America’s present problems are many and varied, but we seem not to have been gripped by the same sense of purpose that drove Ronald Reagan in his quest to bring the Cold War to a peaceful conclusion. Granted, success is much harder to accomplish in the face of numerous threats, and granted, too, that life during the days of the Cold War was essentially simpler in terms of the magnitude of the challenges. The Bush Administration often considers itself a disciple of Reagan principles, and now that it has two years of relative freedom to operate on the global scene, it would be well advised to restore a modicum of cooperation with its numerous adversaries.
What people often overlook is that Reagan was the last President to employ a genuine bipartisan approach to major foreign policy and national security problems. Many of the leading individuals in the Reagan Administration came unexpectedly from the ranks of the Democrats, primarily because they had met Reagan, understood his approach to genuinely national problems and decided to make common cause with someone whom they might have ordinarily considered a political adversary. I know how this process developed, because I was directly involved with bringing those distinguished individuals into contact with Reagan in the years preceding his presidency.
It would be a refreshing change if Bush could look to the Congress for support, but that appears to be one of his most difficult challenges in the two years ahead. Unlike Reagan, who could absorb daytime insults and taunts from such a severe partisan as Tip O’Neill and then sip an Irish whiskey with his critic after hours, George Bush seems genuinely ill at ease and unable to reach across the table.
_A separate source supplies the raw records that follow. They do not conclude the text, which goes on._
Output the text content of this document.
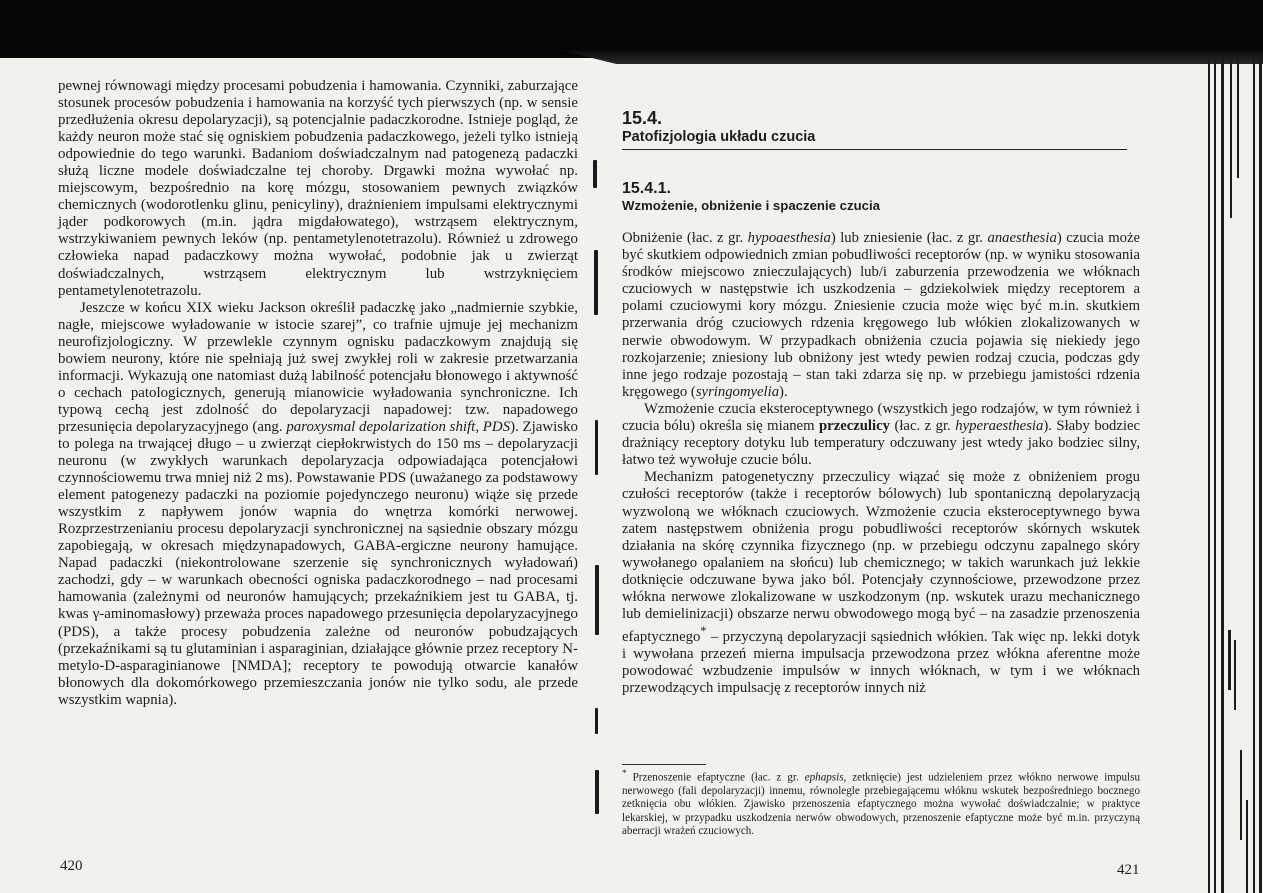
pewnej równowagi między procesami pobudzenia i hamowania. Czynniki, zaburzające stosunek procesów pobudzenia i hamowania na korzyść tych pierwszych (np. w sensie przedłużenia okresu depolaryzacji), są potencjalnie padaczkorodne. Istnieje pogląd, że każdy neuron może stać się ogniskiem pobudzenia padaczkowego, jeżeli tylko istnieją odpowiednie do tego warunki. Badaniom doświadczalnym nad patogenezą padaczki służą liczne modele doświadczalne tej choroby. Drgawki można wywołać np. miejscowym, bezpośrednio na korę mózgu, stosowaniem pewnych związków chemicznych (wodorotlenku glinu, penicyliny), drażnieniem impulsami elektrycznymi jąder podkorowych (m.in. jądra migdałowatego), wstrząsem elektrycznym, wstrzykiwaniem pewnych leków (np. pentametylenotetrazolu). Również u zdrowego człowieka napad padaczkowy można wywołać, podobnie jak u zwierząt doświadczalnych, wstrząsem elektrycznym lub wstrzyknięciem pentametylenotetrazolu.

Jeszcze w końcu XIX wieku Jackson określił padaczkę jako „nadmiernie szybkie, nagłe, miejscowe wyładowanie w istocie szarej”, co trafnie ujmuje jej mechanizm neurofizjologiczny. W przewlekle czynnym ognisku padaczkowym znajdują się bowiem neurony, które nie spełniają już swej zwykłej roli w zakresie przetwarzania informacji. Wykazują one natomiast dużą labilność potencjału błonowego i aktywność o cechach patologicznych, generują mianowicie wyładowania synchroniczne. Ich typową cechą jest zdolność do depolaryzacji napadowej: tzw. napadowego przesunięcia depolaryzacyjnego (ang. paroxysmal depolarization shift, PDS). Zjawisko to polega na trwającej długo – u zwierząt ciepłokrwistych do 150 ms – depolaryzacji neuronu (w zwykłych warunkach depolaryzacja odpowiadająca potencjałowi czynnościowemu trwa mniej niż 2 ms). Powstawanie PDS (uważanego za podstawowy element patogenezy padaczki na poziomie pojedynczego neuronu) wiąże się przede wszystkim z napływem jonów wapnia do wnętrza komórki nerwowej. Rozprzestrzenianiu procesu depolaryzacji synchronicznej na sąsiednie obszary mózgu zapobiegają, w okresach międzynapadowych, GABA-ergiczne neurony hamujące. Napad padaczki (niekontrolowane szerzenie się synchronicznych wyładowań) zachodzi, gdy – w warunkach obecności ogniska padaczkorodnego – nad procesami hamowania (zależnymi od neuronów hamujących; przekaźnikiem jest tu GABA, tj. kwas γ-aminomasłowy) przeważa proces napadowego przesunięcia depolaryzacyjnego (PDS), a także procesy pobudzenia zależne od neuronów pobudzających (przekaźnikami są tu glutaminian i asparaginian, działające głównie przez receptory N-metylo-D-asparaginianowe [NMDA]; receptory te powodują otwarcie kanałów błonowych dla dokomórkowego przemieszczania jonów nie tylko sodu, ale przede wszystkim wapnia).

420

15.4.

Patofizjologia układu czucia

15.4.1.

Wzmożenie, obniżenie i spaczenie czucia

Obniżenie (łac. z gr. hypoaesthesia) lub zniesienie (łac. z gr. anaesthesia) czucia może być skutkiem odpowiednich zmian pobudliwości receptorów (np. w wyniku stosowania środków miejscowo znieczulających) lub/i zaburzenia przewodzenia we włóknach czuciowych w następstwie ich uszkodzenia – gdziekolwiek między receptorem a polami czuciowymi kory mózgu. Zniesienie czucia może więc być m.in. skutkiem przerwania dróg czuciowych rdzenia kręgowego lub włókien zlokalizowanych w nerwie obwodowym. W przypadkach obniżenia czucia pojawia się niekiedy jego rozkojarzenie; zniesiony lub obniżony jest wtedy pewien rodzaj czucia, podczas gdy inne jego rodzaje pozostają – stan taki zdarza się np. w przebiegu jamistości rdzenia kręgowego (syringomyelia).

Wzmożenie czucia eksteroceptywnego (wszystkich jego rodzajów, w tym również i czucia bólu) określa się mianem przeczulicy (łac. z gr. hyperaesthesia). Słaby bodziec drażniący receptory dotyku lub temperatury odczuwany jest wtedy jako bodziec silny, łatwo też wywołuje czucie bólu.

Mechanizm patogenetyczny przeczulicy wiązać się może z obniżeniem progu czułości receptorów (także i receptorów bólowych) lub spontaniczną depolaryzacją wyzwoloną we włóknach czuciowych. Wzmożenie czucia eksteroceptywnego bywa zatem następstwem obniżenia progu pobudliwości receptorów skórnych wskutek działania na skórę czynnika fizycznego (np. w przebiegu odczynu zapalnego skóry wywołanego opalaniem na słońcu) lub chemicznego; w takich warunkach już lekkie dotknięcie odczuwane bywa jako ból. Potencjały czynnościowe, przewodzone przez włókna nerwowe zlokalizowane w uszkodzonym (np. wskutek urazu mechanicznego lub demielinizacji) obszarze nerwu obwodowego mogą być – na zasadzie przenoszenia efaptycznego* – przyczyną depolaryzacji sąsiednich włókien. Tak więc np. lekki dotyk i wywołana przezeń mierna impulsacja przewodzona przez włókna aferentne może powodować wzbudzenie impulsów w innych włóknach, w tym i we włóknach przewodzących impulsację z receptorów innych niż

* Przenoszenie efaptyczne (łac. z gr. ephapsis, zetknięcie) jest udzieleniem przez włókno nerwowe impulsu nerwowego (fali depolaryzacji) innemu, równolegle przebiegającemu włóknu wskutek bezpośredniego bocznego zetknięcia obu włókien. Zjawisko przenoszenia efaptycznego można wywołać doświadczalnie; w praktyce lekarskiej, w przypadku uszkodzenia nerwów obwodowych, przenoszenie efaptyczne może być m.in. przyczyną aberracji wrażeń czuciowych.

421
Given that Bush does not possess the public qualities of “Great Communicator” Ronald Reagan, his only choice will be to seek assistance where he can find it, and that, by and large, will be dependent upon his ability to care less about a legacy and more about policy success.
On the first morning of his presidency, Ronald Reagan placed a small brass sign on the edge of his desk, facing outward toward staff and visitors. Many ignored it, but some read it carefully and took it to heart. It read, simply, “There is no limit to what a man can do or where he can go if he doesn’t mind who gets the credit.” It’s a lesson well worth studying these days.
Ronald Reagan would not be openly criticizing his successor today, but he would not be very happy as he viewed the present parlous state of affairs.